Edwin J. Gray, chairman of both the Federal Home Loan Bank Board and the FSLIC, testified in executive session of the House subcommittee on commerce, consumer and monetary affairs that between 250 and 300 savings and loans were on the FHLBB's troubled list, sources said. Comparisons with previous years are impossible because the bank board has not revealed the number of S&Ls on its troubled list in recent years.

Unlike the bad days in 1981-82, when soaring interest rates left S&Ls with low yields on their mortgage portfolios, bad loans and investments are now the culprit, which regulators consider a greater threat to the insurance fund. For example, the number of mergers of S&Ls arranged by regulators because of interest rate problems was cut in half last year, whereas the number of liquidations caused by bad assets rose by 50 percent.

Some of the S&Ls now in severe trouble were involved in direct equity investments in condominiums and office buildings, sources said. Such investments are considered riskier than mortgages, although Gray declined to pinpoint this practice as the primary cause of their troubles. The collective assets of those S&Ls are said to be large and those institutions' failure would heavily impact on FSLIC.

Indeed, the assets of all S&Ls covered by FSLIC insurance increased by 17 percent last year while the FSLIC fund declined for the first time in history by over $400 million to less than $6 billion. The Federal Deposit Insurance Corp. fund, which covers bank deposits, and banks themselves in general are in much better shape.

The problem, Gray told the House Appropriations Committee last week, is that there are not enough financial institutions willing or able to take over savings institutions with bad assets. Candidates have become scarce because commercial banks and other financial institutions that have taken over thrifts in the past to expand geographically can now acquire or establish nonbank banks at less cost.

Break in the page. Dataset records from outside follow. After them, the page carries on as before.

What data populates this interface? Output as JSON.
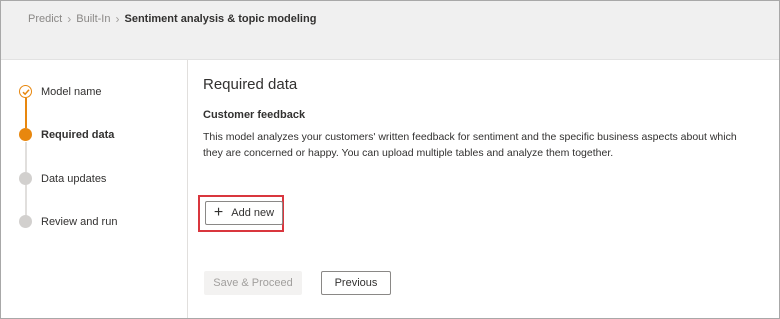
{
  "breadcrumb": {
    "items": [
      "Predict",
      "Built-In"
    ],
    "current": "Sentiment analysis & topic modeling"
  },
  "steps": [
    {
      "label": "Model name",
      "state": "done"
    },
    {
      "label": "Required data",
      "state": "active"
    },
    {
      "label": "Data updates",
      "state": "pending"
    },
    {
      "label": "Review and run",
      "state": "pending"
    }
  ],
  "main": {
    "title": "Required data",
    "subtitle": "Customer feedback",
    "description": "This model analyzes your customers' written feedback for sentiment and the specific business aspects about which they are concerned or happy. You can upload multiple tables and analyze them together.",
    "add_button_label": "Add new",
    "save_button_label": "Save & Proceed",
    "previous_button_label": "Previous"
  },
  "colors": {
    "accent": "#e8870e",
    "highlight": "#d9363e",
    "pending": "#d2d0ce"
  }
}
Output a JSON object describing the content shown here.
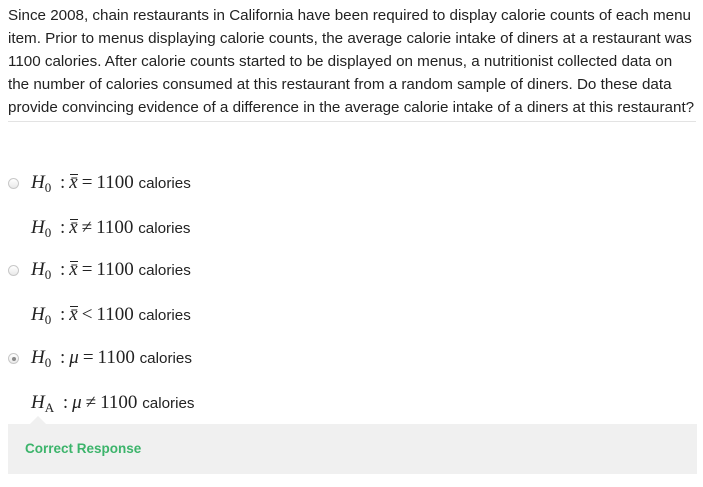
{
  "question": {
    "text": "Since 2008, chain restaurants in California have been required to display calorie counts of each menu item. Prior to menus displaying calorie counts, the average calorie intake of diners at a restaurant was 1100 calories. After calorie counts started to be displayed on menus, a nutritionist collected data on the number of calories consumed at this restaurant from a random sample of diners. Do these data provide convincing evidence of a difference in the average calorie intake of a diners at this restaurant?"
  },
  "choices": [
    {
      "selected": false,
      "line1": {
        "symbol": "H",
        "sub": "0",
        "param": "x̄",
        "op": "=",
        "value": "1100",
        "unit": "calories"
      },
      "line2": {
        "symbol": "H",
        "sub": "0",
        "param": "x̄",
        "op": "≠",
        "value": "1100",
        "unit": "calories"
      }
    },
    {
      "selected": false,
      "line1": {
        "symbol": "H",
        "sub": "0",
        "param": "x̄",
        "op": "=",
        "value": "1100",
        "unit": "calories"
      },
      "line2": {
        "symbol": "H",
        "sub": "0",
        "param": "x̄",
        "op": "<",
        "value": "1100",
        "unit": "calories"
      }
    },
    {
      "selected": true,
      "line1": {
        "symbol": "H",
        "sub": "0",
        "param": "μ",
        "op": "=",
        "value": "1100",
        "unit": "calories"
      },
      "line2": {
        "symbol": "H",
        "sub": "A",
        "param": "μ",
        "op": "≠",
        "value": "1100",
        "unit": "calories"
      }
    }
  ],
  "feedback": {
    "status": "Correct Response",
    "status_color": "#3cb46b"
  }
}
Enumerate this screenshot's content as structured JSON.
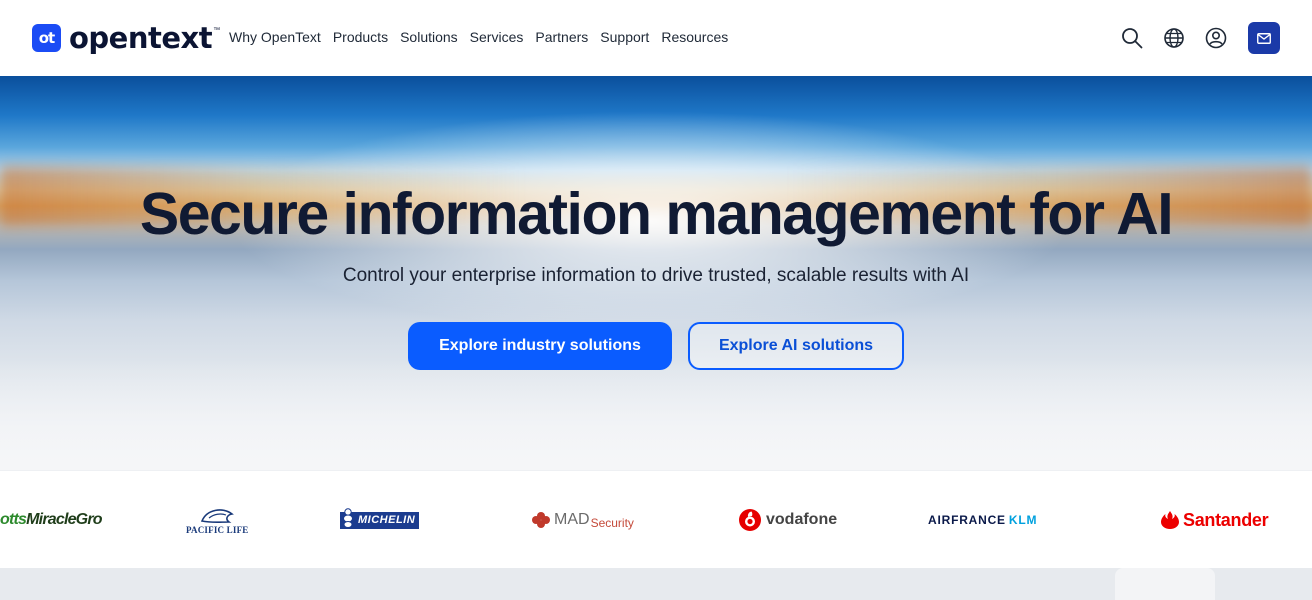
{
  "brand": {
    "logo_mark": "ot",
    "name": "opentext",
    "tm": "™"
  },
  "nav": [
    {
      "label": "Why OpenText"
    },
    {
      "label": "Products"
    },
    {
      "label": "Solutions"
    },
    {
      "label": "Services"
    },
    {
      "label": "Partners"
    },
    {
      "label": "Support"
    },
    {
      "label": "Resources"
    }
  ],
  "header_icons": [
    "search-icon",
    "globe-icon",
    "user-icon",
    "mail-icon"
  ],
  "hero": {
    "title": "Secure information management for AI",
    "subtitle": "Control your enterprise information to drive trusted, scalable results with AI",
    "primary_cta": "Explore industry solutions",
    "secondary_cta": "Explore AI solutions"
  },
  "customer_logos": {
    "scotts": {
      "prefix": "otts",
      "name": "MiracleGro"
    },
    "pacific_life": "PACIFIC LIFE",
    "michelin": "MICHELIN",
    "mad_security": {
      "main": "MAD",
      "suffix": "Security"
    },
    "vodafone": "vodafone",
    "airfrance_klm": {
      "main": "AIRFRANCE",
      "suffix": "KLM"
    },
    "santander": "Santander"
  },
  "colors": {
    "brand_blue": "#1b4cf5",
    "primary_button": "#0a5cff",
    "heading": "#101a33",
    "contact_button": "#1b3aa8"
  }
}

The executive session of the subcommittee was followed by the first of two open hearings on the condition of thrifts and banks. Subcommittee Chairman Doug Barnard Jr. (D-Ga.) declared, "Our nation's financial institutions have entered a deregulated environment with substantially increased opportunities, but with comparable risks as well. Accordingly, some fundamental reappraisals of the way financial institutions do business, the manner of their supervision, and the basis on which deposits are insured are urgently in order."

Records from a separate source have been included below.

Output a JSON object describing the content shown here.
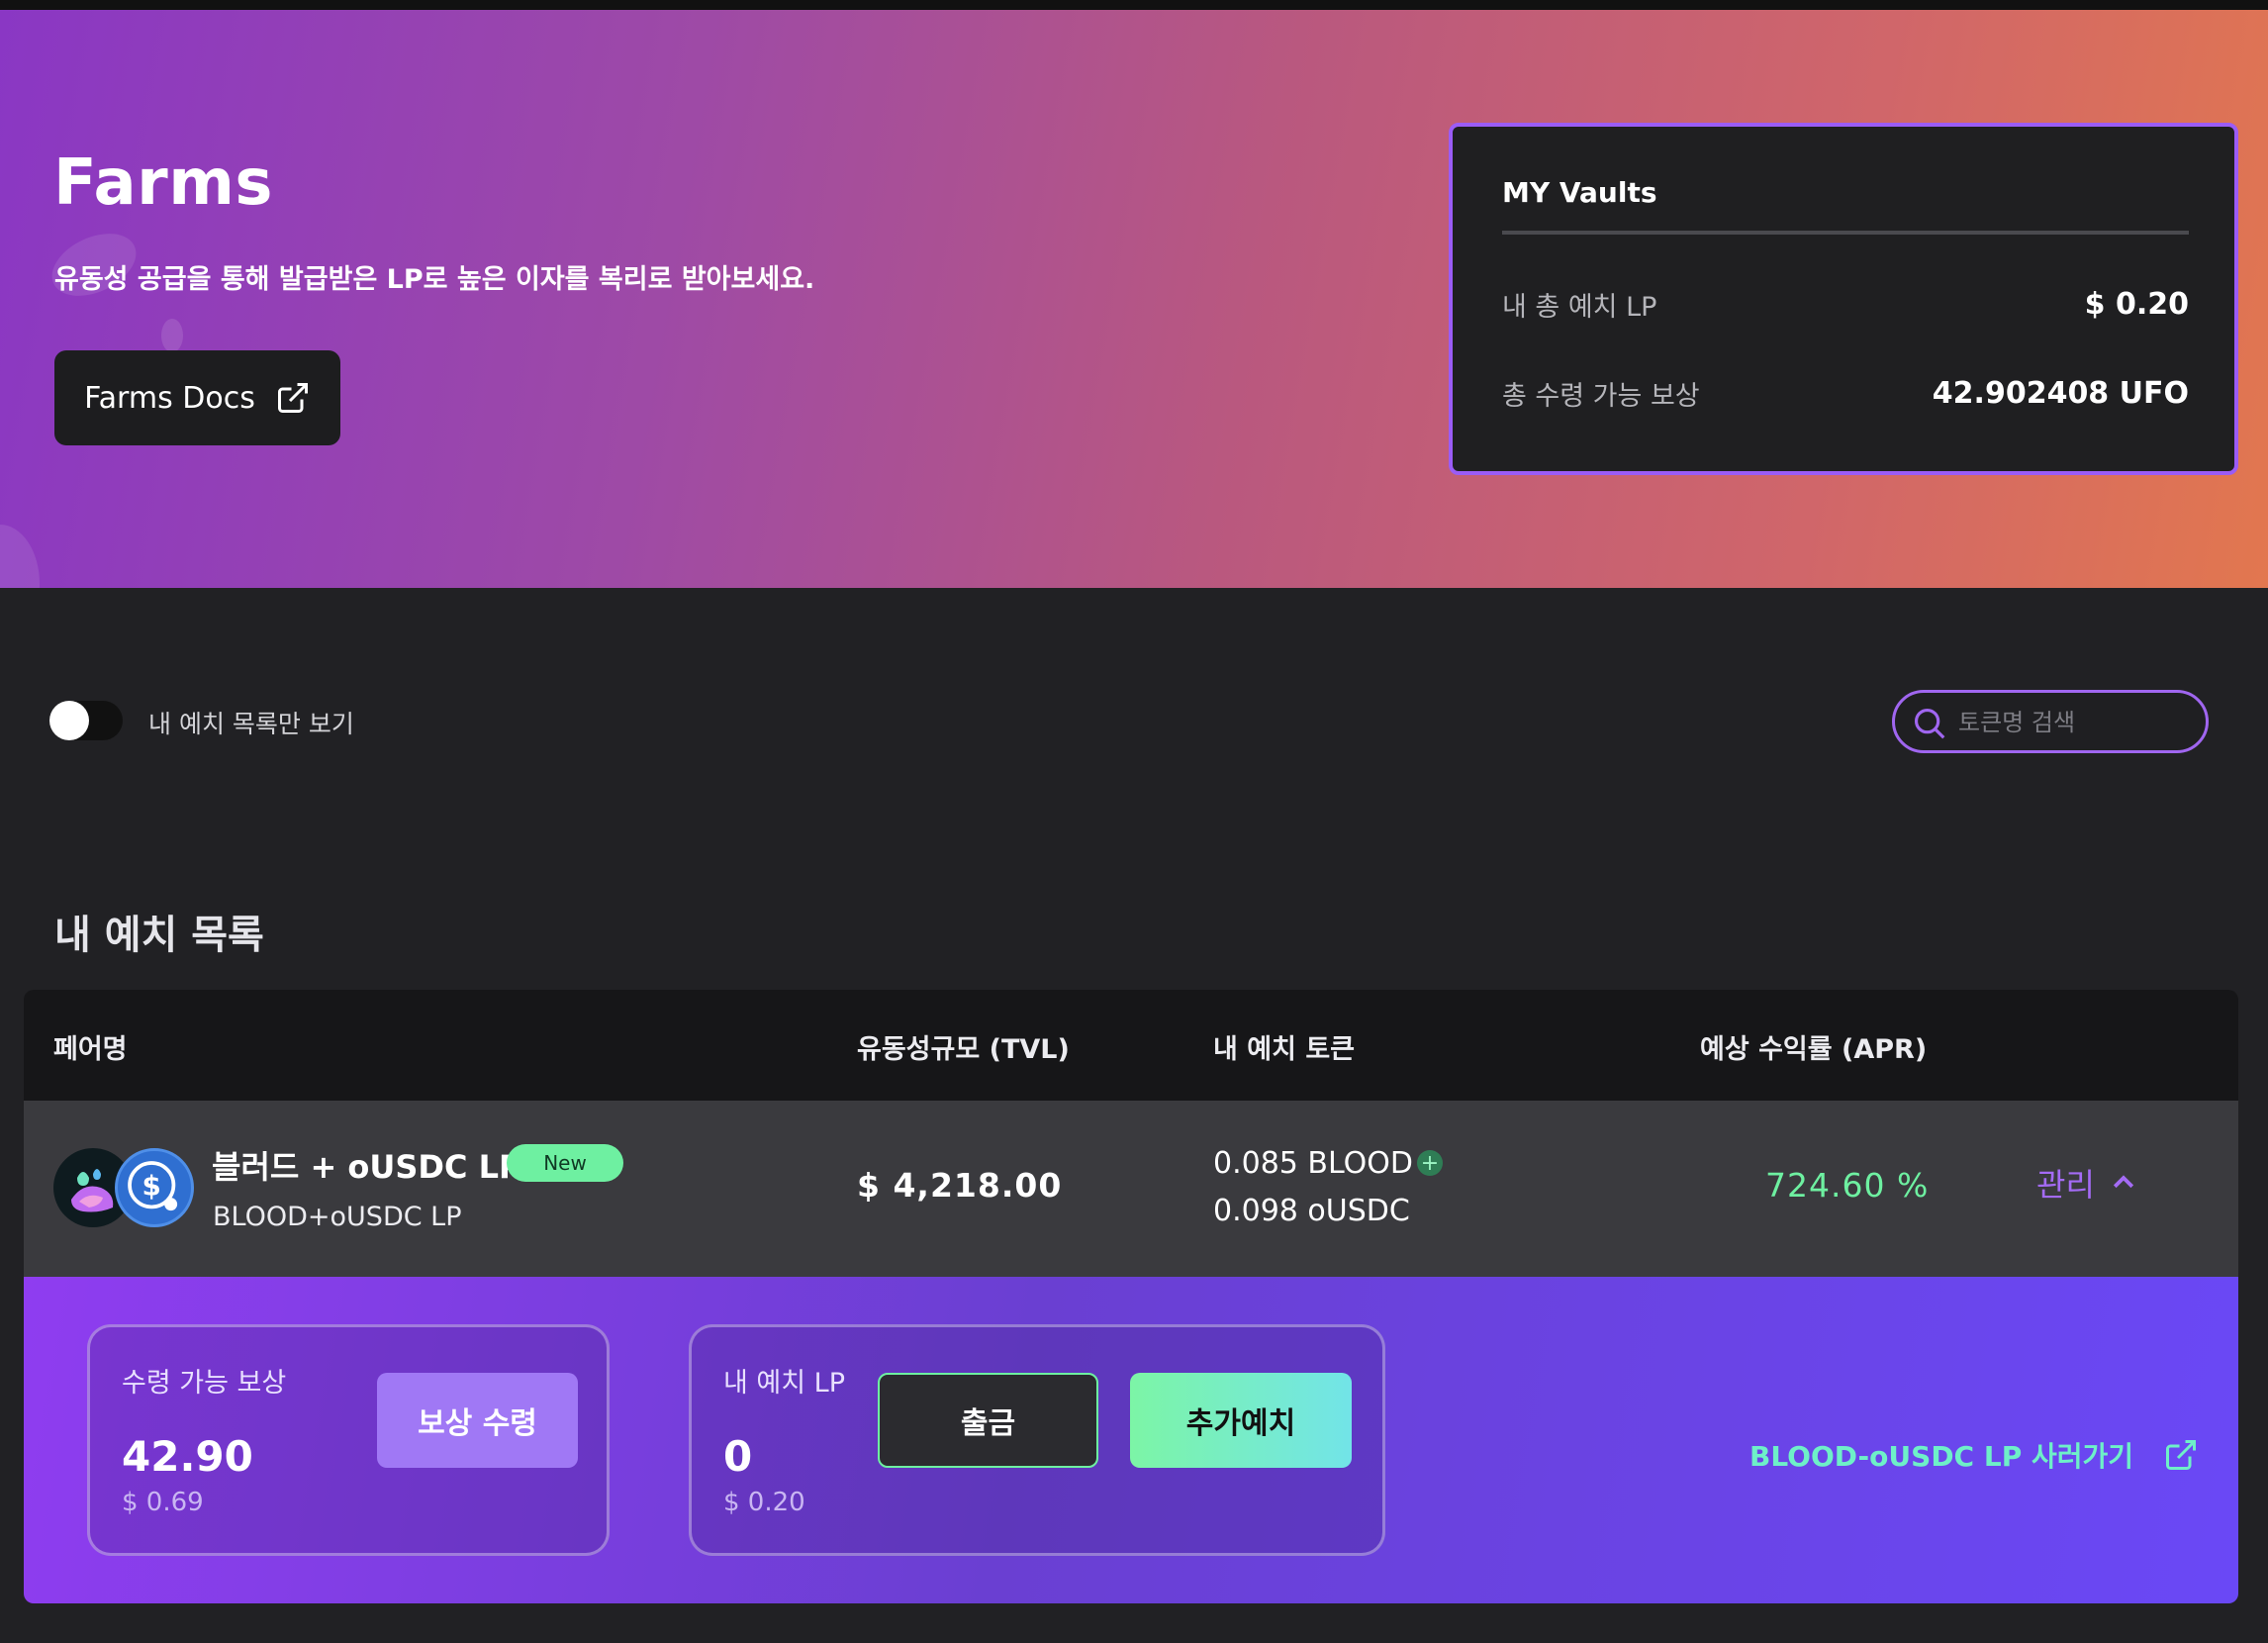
{
  "hero": {
    "title": "Farms",
    "subtitle": "유동성 공급을 통해 발급받은 LP로 높은 이자를 복리로 받아보세요.",
    "docs_button": "Farms Docs"
  },
  "vaults": {
    "title": "MY Vaults",
    "rows": [
      {
        "label": "내 총 예치 LP",
        "value": "$ 0.20"
      },
      {
        "label": "총 수령 가능 보상",
        "value": "42.902408  UFO"
      }
    ]
  },
  "filters": {
    "toggle_label": "내 예치 목록만 보기",
    "toggle_on": false,
    "search_placeholder": "토큰명 검색"
  },
  "section_title": "내 예치 목록",
  "table": {
    "headers": [
      "페어명",
      "유동성규모 (TVL)",
      "내 예치 토큰",
      "예상 수익률 (APR)"
    ],
    "rows": [
      {
        "pair_name": "블러드 + oUSDC LP",
        "badge": "New",
        "pair_sub": "BLOOD+oUSDC LP",
        "tvl": "$ 4,218.00",
        "token1": "0.085 BLOOD",
        "token2": "0.098 oUSDC",
        "apr": "724.60 %",
        "manage": "관리",
        "icons": [
          "blood-token-icon",
          "usdc-token-icon"
        ]
      }
    ]
  },
  "details": {
    "reward": {
      "label": "수령 가능 보상",
      "value": "42.90",
      "usd": "$ 0.69",
      "button": "보상 수령"
    },
    "deposit": {
      "label": "내 예치 LP",
      "value": "0",
      "usd": "$ 0.20",
      "withdraw_button": "출금",
      "deposit_button": "추가예치"
    },
    "buy_link": "BLOOD-oUSDC LP 사러가기"
  },
  "colors": {
    "accent_purple": "#9b5cf6",
    "apr_green": "#6ef0a1",
    "link_teal": "#6ef0c8"
  }
}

In addition to increased premiums, the bank board plans to impose higher net worth requirements on rapidly growing S&Ls and to limit direct investments over 10 percent of assets of shaky state-chartered S&Ls by requiring prior regulatory approval.

Gray did say that if Congress permits regulators to charge variable insurance premiums based on relative risk, they might lift the controversial direct investment regulations. He also supported the creation of state insurance funds to insure deposits at state-chartered thrifts that now are federally insured. Six states now have non-FSLIC insurance funds.

The issue for Congress is whether state-chartered, federally insured S&Ls should be allowed to incur greater risk than federally chartered S&Ls; federal standards for all raise the question of states rights.